Print this pageStatistical Analysis of Natural Fracture Networks: Implications to Reservoir Permeability
MALMANGER, EVA M., and LAWRENCE W. TEUFEL, New Mexico Institute of Mining and Technology, Socorro, NM
Fluid flow through a naturally fractured reservoir depends on the fracture spacing, length, aperture and morphology. Optimum characterization of these fracture parameters requires an integrated approach using core, log, and outcrop studies. Outcrop studies provide essential information on the spatial distribution of fractures and fracture length. A geostatistical analysis of fracture network maps and scanlines of sandstone outcrops in Wyoming, Colorado, and Texas shows that fracture spacing and length can be approximated by a log-normal distribution and that the fracture population is dominated by short unconnected fractures. In general fracture spacing increases with increasing fracture length. Average fracture spacing ranges from about 1 m for fractures less than 10 m in length to 4 m for fractures of lengths of 30-40 m.
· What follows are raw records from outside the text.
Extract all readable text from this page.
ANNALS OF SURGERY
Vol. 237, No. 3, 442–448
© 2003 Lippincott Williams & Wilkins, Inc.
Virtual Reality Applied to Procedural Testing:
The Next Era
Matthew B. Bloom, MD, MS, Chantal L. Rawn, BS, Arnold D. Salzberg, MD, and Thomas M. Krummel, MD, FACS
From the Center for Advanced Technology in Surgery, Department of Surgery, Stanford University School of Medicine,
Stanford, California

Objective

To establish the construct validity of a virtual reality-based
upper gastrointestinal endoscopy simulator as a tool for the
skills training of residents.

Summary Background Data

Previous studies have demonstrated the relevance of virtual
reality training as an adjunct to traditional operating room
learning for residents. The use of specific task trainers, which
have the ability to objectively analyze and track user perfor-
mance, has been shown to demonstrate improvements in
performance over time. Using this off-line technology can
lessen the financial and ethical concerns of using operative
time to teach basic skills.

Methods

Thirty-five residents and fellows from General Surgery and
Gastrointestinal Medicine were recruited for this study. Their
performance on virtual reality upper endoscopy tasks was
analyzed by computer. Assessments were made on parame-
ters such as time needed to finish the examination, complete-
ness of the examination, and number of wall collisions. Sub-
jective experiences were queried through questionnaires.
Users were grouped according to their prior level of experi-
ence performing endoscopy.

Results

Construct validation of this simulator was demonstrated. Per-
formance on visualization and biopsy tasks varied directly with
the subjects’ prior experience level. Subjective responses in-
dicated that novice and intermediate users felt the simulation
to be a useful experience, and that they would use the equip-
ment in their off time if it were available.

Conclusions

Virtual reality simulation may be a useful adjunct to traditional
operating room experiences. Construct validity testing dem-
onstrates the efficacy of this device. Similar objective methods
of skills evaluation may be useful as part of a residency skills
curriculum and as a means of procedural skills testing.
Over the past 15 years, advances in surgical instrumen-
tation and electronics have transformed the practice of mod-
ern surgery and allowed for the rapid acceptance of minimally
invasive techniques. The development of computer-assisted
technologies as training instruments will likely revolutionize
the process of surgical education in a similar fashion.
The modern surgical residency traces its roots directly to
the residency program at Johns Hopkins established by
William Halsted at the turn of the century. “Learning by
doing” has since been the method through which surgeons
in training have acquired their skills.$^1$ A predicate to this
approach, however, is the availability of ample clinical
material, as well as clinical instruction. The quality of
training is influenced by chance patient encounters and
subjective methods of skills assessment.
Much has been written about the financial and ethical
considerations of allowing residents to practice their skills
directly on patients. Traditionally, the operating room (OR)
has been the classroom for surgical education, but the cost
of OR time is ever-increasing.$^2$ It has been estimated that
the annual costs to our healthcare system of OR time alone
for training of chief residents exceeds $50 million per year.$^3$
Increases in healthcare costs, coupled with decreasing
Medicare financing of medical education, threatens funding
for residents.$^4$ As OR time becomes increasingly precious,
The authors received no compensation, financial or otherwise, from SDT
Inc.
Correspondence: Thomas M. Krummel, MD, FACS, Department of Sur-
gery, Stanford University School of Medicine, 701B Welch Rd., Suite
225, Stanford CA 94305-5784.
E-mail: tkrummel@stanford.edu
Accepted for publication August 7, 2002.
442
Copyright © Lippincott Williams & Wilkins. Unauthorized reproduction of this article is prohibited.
The relationship between fracture aperture and fracture length has also been examined using three statistical methods: 1) constant aperture, 2) linear relationship between fracture length and aperture, and 3) a natural-log-relationship. Fracture orientation and length have been combined with these fracture aperture/length relationships to calculate magnitude and orientation of a permeability tensor for the same total porosity. These simulations show that the natural log relationship gives the lowest permeability and the linear relationship gives the highest permeability by an order of magnitude. Simulations using only fractures with lengths greater than 20 m (less than 10% of the fracture population) show little reduction in bulk permeability and suggests that the fluid flow through a fractured, tight reservoir rock is dominated by the longest fractures, which have the widest spacing and fewest number.